At Hot Chips 2023, Intel unveiled the first deep-dive details of its future 144-core Xeon Sierra Forest and Granite Rapids processors, with the former comprised of Intel's new Sierra Glen E-cores while the latter employs the new Redwood Cove P-cores. The forthcoming next-gen Xeon chips launch in the first half of next year with a new tile-based architecture that features dual I/O chiplets on the 'Intel 7' process paired with varying configurations of compute cores etched on the 'Intel 3' process. This design allows Intel to craft multiple products based on different types of cores while maintaining the same underlying configuration.
Sierra Forest and Granite Rapids drop into the Birch Stream platform with socket, memory, firmware, and I/O compatibility offering a streamlined hardware validation process. They are also interoperable with the same software stacks, thus allowing customers to employ either chip based on their needs.

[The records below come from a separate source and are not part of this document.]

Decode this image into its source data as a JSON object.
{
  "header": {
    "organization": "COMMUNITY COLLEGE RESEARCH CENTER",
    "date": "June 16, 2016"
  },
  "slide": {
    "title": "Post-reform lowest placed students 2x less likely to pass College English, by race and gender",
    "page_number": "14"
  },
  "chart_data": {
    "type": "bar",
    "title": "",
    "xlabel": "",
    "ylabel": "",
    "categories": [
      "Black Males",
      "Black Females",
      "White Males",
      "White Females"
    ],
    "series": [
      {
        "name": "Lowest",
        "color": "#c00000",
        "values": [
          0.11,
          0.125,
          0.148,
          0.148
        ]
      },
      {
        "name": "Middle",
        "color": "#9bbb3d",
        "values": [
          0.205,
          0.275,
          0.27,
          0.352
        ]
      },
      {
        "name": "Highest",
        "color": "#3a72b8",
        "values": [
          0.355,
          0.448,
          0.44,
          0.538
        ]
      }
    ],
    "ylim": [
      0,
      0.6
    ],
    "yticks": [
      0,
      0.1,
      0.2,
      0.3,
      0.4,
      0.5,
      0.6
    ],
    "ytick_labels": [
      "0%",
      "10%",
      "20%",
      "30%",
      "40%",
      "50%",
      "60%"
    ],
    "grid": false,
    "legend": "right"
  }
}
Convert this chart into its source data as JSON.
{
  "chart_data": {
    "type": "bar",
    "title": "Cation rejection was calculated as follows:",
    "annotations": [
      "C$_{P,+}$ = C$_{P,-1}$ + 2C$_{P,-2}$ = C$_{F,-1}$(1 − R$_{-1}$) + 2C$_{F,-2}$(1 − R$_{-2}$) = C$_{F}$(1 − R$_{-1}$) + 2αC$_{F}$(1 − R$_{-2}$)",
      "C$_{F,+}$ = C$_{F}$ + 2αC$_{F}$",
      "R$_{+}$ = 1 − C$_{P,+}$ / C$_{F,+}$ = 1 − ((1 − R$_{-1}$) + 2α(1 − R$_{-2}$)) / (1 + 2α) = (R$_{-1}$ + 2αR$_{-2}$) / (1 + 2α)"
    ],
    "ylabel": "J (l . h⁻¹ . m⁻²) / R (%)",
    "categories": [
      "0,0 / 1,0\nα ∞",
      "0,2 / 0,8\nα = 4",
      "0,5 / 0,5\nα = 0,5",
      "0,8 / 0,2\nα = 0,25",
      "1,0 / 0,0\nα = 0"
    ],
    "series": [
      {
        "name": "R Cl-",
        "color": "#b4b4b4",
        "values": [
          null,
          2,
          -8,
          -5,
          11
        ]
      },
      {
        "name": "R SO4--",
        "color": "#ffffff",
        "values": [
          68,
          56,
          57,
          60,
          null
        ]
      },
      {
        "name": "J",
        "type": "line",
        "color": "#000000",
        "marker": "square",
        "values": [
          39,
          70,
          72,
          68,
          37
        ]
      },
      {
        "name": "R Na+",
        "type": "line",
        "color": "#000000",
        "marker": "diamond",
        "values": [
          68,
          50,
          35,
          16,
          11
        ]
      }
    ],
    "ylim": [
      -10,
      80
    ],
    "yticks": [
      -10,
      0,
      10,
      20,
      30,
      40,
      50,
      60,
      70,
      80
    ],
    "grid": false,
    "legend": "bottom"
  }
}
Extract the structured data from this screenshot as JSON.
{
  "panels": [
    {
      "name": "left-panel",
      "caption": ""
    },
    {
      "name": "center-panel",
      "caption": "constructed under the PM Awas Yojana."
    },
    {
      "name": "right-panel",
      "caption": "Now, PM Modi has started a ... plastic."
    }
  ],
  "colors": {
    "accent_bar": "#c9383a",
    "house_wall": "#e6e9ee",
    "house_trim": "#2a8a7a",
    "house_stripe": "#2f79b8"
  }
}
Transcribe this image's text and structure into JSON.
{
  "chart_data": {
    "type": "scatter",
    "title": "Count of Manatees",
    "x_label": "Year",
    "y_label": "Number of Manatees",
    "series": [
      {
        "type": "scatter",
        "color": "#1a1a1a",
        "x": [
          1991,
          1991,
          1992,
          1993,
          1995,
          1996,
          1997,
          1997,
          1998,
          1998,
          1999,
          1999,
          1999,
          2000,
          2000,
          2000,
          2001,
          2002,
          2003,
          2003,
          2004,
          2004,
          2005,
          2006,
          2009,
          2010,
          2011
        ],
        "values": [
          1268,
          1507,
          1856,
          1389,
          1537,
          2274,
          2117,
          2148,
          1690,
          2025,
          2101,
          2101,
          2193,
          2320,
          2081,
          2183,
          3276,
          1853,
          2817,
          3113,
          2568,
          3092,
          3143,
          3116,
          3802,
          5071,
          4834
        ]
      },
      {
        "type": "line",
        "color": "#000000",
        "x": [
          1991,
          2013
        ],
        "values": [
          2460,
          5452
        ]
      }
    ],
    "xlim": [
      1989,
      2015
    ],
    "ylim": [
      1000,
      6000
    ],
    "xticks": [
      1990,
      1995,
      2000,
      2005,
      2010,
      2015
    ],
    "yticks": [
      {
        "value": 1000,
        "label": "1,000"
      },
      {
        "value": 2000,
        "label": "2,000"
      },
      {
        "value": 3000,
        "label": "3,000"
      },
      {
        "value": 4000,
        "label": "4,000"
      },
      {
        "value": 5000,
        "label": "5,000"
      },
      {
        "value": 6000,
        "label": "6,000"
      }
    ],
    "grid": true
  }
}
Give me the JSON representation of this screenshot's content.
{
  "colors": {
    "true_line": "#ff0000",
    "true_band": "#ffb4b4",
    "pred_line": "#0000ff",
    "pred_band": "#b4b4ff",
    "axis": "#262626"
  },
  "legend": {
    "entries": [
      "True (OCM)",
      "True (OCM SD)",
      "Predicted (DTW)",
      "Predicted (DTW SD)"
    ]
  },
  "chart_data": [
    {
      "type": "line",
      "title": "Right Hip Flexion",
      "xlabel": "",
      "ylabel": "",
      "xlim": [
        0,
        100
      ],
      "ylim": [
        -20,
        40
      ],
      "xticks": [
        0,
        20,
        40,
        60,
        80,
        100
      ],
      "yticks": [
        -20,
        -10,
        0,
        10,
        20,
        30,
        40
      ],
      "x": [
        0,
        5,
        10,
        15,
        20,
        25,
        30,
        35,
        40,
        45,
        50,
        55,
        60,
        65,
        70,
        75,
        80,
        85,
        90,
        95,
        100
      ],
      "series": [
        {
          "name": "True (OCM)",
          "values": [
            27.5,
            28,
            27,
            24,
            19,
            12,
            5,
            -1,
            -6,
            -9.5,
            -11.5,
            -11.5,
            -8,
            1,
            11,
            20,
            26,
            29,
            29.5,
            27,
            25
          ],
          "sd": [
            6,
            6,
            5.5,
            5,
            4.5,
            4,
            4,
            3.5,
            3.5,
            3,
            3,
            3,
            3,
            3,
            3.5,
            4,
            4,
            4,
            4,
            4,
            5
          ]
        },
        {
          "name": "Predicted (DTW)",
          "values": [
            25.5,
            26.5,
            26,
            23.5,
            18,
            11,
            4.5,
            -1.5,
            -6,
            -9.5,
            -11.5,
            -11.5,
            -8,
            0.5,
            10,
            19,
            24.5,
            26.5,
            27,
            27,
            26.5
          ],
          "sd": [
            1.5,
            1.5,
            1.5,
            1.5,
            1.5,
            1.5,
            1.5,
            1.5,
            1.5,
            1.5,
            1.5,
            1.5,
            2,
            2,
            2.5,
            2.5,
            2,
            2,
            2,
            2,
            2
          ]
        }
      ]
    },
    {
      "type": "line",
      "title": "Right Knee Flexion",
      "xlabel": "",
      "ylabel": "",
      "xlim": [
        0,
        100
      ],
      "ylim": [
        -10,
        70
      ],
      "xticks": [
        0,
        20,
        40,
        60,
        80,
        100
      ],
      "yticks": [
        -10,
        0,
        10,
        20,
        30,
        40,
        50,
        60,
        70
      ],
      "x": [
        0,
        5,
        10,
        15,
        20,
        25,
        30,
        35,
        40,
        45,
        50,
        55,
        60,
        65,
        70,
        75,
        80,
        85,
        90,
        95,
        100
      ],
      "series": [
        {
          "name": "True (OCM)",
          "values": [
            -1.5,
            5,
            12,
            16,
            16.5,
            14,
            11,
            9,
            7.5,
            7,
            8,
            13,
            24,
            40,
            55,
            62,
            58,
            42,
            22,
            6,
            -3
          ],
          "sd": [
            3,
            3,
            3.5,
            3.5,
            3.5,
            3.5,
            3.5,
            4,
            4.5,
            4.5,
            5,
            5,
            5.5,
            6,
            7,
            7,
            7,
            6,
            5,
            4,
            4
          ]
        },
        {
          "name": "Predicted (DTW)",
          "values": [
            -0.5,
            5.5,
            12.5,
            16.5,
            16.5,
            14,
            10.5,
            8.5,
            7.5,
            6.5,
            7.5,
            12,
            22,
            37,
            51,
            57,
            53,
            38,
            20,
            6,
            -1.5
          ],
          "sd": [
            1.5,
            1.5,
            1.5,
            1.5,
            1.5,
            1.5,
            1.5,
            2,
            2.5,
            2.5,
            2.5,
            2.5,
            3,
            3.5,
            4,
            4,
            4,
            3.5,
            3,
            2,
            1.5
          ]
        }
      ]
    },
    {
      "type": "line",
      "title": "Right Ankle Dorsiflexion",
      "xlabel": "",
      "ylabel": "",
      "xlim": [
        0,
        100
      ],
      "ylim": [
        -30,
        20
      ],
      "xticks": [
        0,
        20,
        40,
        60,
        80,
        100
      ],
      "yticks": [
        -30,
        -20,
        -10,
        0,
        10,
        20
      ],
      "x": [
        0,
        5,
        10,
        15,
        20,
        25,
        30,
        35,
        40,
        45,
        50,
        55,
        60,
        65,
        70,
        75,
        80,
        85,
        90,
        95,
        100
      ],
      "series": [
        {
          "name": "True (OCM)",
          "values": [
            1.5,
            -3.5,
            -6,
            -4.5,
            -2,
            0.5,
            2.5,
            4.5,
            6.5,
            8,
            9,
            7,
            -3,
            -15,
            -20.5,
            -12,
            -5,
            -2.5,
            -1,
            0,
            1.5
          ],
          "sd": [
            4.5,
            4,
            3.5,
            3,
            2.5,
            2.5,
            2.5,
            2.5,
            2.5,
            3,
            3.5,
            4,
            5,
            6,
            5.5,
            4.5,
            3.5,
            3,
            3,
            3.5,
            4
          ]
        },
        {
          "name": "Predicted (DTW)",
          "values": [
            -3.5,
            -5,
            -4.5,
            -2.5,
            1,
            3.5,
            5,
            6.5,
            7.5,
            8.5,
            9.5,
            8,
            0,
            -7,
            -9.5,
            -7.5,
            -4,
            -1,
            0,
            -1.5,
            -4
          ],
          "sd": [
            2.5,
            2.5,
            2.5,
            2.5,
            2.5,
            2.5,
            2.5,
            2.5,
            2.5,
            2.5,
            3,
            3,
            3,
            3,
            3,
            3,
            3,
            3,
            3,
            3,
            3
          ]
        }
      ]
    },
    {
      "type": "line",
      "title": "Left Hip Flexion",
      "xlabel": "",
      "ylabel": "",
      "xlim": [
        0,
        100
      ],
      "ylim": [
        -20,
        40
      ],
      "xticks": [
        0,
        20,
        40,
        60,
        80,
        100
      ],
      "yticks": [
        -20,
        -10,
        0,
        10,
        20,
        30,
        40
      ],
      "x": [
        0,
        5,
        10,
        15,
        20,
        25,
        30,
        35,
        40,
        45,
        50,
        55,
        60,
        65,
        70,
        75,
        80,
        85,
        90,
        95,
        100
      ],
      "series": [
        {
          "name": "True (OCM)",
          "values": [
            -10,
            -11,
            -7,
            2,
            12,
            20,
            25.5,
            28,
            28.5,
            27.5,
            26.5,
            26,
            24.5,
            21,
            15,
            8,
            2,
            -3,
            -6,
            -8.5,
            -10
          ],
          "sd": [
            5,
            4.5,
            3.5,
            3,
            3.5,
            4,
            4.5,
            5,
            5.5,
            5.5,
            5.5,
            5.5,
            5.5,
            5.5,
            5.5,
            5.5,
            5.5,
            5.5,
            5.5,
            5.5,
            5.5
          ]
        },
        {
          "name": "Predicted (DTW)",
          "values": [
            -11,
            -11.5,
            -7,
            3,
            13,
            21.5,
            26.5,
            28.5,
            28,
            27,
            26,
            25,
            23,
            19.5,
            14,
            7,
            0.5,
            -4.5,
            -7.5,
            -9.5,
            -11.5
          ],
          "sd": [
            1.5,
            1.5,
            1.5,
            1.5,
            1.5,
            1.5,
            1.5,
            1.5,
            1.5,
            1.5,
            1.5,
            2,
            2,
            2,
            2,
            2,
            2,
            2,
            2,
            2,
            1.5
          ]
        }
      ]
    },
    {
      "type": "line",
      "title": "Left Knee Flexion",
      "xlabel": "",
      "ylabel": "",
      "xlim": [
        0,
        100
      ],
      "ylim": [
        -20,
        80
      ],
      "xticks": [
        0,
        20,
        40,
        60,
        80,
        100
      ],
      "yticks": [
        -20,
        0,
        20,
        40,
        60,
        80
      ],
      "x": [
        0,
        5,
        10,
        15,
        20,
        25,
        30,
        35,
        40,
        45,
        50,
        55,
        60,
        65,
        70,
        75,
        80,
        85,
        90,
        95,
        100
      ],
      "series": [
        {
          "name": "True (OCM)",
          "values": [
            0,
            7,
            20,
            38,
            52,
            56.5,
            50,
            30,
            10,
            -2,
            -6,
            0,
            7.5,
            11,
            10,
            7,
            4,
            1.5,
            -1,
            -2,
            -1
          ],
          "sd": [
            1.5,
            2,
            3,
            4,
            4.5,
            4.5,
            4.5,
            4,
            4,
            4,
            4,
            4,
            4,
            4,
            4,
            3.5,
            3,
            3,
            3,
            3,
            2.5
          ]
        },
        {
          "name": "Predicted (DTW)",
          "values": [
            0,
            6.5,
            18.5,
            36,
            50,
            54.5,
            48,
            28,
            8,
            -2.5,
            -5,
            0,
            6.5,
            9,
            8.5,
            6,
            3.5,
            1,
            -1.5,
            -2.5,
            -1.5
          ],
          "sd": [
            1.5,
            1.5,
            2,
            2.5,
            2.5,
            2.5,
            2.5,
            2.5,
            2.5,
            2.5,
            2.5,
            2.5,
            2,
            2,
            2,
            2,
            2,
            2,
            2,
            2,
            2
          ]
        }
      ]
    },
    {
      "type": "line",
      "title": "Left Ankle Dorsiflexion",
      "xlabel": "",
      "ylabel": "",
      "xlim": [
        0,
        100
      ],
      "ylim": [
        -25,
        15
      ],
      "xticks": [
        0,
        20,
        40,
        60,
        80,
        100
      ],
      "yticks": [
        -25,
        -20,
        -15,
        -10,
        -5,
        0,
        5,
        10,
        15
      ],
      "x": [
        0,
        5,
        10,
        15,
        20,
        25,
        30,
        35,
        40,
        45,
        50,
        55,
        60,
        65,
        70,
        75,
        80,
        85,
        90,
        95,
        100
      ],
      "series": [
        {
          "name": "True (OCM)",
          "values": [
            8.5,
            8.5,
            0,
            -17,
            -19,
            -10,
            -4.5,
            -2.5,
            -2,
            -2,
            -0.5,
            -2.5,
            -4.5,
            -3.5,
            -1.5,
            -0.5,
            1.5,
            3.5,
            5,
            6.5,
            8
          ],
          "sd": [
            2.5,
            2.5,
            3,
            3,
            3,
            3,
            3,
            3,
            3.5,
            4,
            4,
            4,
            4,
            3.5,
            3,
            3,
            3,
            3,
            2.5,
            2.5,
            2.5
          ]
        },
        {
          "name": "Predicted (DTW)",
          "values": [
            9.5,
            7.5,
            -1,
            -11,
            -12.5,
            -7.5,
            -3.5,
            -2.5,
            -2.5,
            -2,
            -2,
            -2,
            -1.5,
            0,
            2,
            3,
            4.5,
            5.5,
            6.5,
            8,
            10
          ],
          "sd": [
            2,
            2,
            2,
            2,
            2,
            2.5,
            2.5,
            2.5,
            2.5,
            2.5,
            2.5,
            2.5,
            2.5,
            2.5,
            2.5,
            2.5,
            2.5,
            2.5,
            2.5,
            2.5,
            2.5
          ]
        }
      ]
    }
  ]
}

Intel claims the next-gen Xeon Sierra Forest's E-Core-based design will provide up to 2.5x better rack density and 2.4x higher performance per watt than its fourth-gen Xeon chips, while the P-Core powered Granite Rapids will provide 2 to 3x the performance in mixed AI workloads, partially stemming from an 'up to' 2.8X improvement in memory bandwidth. Let's dive in.
Sierra Forest and Granite Rapids Architecture
Intel initially moved to a tile-based (chiplet-esque) architecture with its fourth-gen Xeon Sapphire Rapids processors, but Sierra Forest and Granite Rapids bring a new level of disaggregation to the approach.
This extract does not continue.